Aujourd'hui, je ne suis pas un militant pour ou anti, j'essaye seulement de comprendre, de prévenir à ma façon, d'encourager celles et ceux qui veulent tourner la page et respirer de nouveau la vie à plein poumon. Je connais les affres de ce combat, la couleur de ces échecs, ces réussites et la satisfaction de l'épreuve franchie quand on se libère. Pour autant je n'ai jamais compté que sur moi même pour me sevrer. Ma conscience, mon pragmatisme ont été les leviers essentiels de ma libération. Je ne suis pas plus fort que d'autres, disons que j'ai su faire au bon moment, les bons choix.
C'est pour cela
que j'ai toujours une pensée solidaire pour les enchaîné(es) qui ont du mal à se défaire de leur tabagisme. Pour autant, notre monde est ainsi fait que la science sait se mettre au service des
hommes et propose bien des outils pour risquer la transformation. Nous ne comptons plus le nombre de patchs, cures, régimes, acuponctures qui se complètent, se relaient au chevet du patient pour
une prise en charge de la dépendance de plus en plus complète. Cela n'existait pas à mon époque et je trouve cela formidable et encourageant car les résultats sont là : moins 10,2% des
ventes par rapport à Avril 2007 et moins 5,2% depuis janvier 2008*.

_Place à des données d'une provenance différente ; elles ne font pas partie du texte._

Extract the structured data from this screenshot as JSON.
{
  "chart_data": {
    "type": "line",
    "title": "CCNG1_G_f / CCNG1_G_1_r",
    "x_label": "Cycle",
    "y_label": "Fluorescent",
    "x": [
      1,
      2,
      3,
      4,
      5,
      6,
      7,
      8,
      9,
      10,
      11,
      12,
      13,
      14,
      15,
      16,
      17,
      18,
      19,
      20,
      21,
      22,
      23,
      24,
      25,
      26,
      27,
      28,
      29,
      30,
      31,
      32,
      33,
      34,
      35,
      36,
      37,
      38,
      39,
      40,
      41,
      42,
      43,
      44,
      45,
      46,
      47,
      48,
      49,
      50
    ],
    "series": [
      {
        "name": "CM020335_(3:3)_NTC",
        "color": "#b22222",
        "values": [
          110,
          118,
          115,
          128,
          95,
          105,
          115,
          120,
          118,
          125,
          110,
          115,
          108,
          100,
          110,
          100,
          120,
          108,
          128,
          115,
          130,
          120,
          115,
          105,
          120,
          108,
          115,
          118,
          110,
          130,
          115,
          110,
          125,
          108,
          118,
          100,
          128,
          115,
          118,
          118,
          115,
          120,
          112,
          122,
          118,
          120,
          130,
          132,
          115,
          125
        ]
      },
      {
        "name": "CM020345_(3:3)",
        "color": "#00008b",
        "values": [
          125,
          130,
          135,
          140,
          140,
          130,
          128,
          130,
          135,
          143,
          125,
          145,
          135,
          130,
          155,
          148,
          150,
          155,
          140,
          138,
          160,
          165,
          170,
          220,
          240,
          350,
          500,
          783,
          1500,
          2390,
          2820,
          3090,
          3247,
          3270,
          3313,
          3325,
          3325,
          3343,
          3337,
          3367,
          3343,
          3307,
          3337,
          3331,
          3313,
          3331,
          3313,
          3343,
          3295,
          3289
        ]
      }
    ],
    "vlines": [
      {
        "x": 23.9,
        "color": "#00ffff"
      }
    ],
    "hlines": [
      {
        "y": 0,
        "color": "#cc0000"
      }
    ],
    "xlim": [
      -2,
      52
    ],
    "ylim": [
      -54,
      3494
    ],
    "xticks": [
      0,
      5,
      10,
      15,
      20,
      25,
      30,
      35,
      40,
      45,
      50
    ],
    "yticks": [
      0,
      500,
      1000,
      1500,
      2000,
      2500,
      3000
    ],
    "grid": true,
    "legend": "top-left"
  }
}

C'est pour cela qu'en ouvrant mon journal, je fus désagréablement surpris de ces marchands du temple moderne, ci-devant membres de la communauté du Treilhous à Caussade, qui, toute honte bu, nous infligeaient un vrai-faux dialogue censé démontrer que seule une puissance divine peut soulager nos concitoyens des méfaits de la cigarette.
Le procédé est douteux mais plus encore, il est malhonnête car il procède d'une fiction pour inciter les brebis égarées à s'en remettre au divin tout en dénigrant
le travail de préventions, de recherches, de soins effectués par les professionnels qui luttent chaque jour pour aider ceux qui souhaitent arrêter leur addiction. Ce prosélytisme digne des pires
procédés sectaires est un déni d'intelligence et est certainement condamnable d'autant plus qu'il n'est nulle part fait mention sur cette demi-page encadrée qu'il s'agit là d'un
publi-reportage.
Serions-nous revenus aux siècles obscurs pour laisser ces gens là abuser de la crédulité populaire ? Aurions tant que cela régressé que charlatans et illusionnistes remplacent déjà la science et nos médecins ? A moins que cela ne soit qu'une façon opportune de soulager le trou de la Sécu, je vous invite à donner du sens à vos démarches personnelles pour cesser de fumer et à rappeler à cette communauté qu'à vouloir soulager les maux, qu'ils commencent par cesser de s'enrichir au nom de la spiritualité.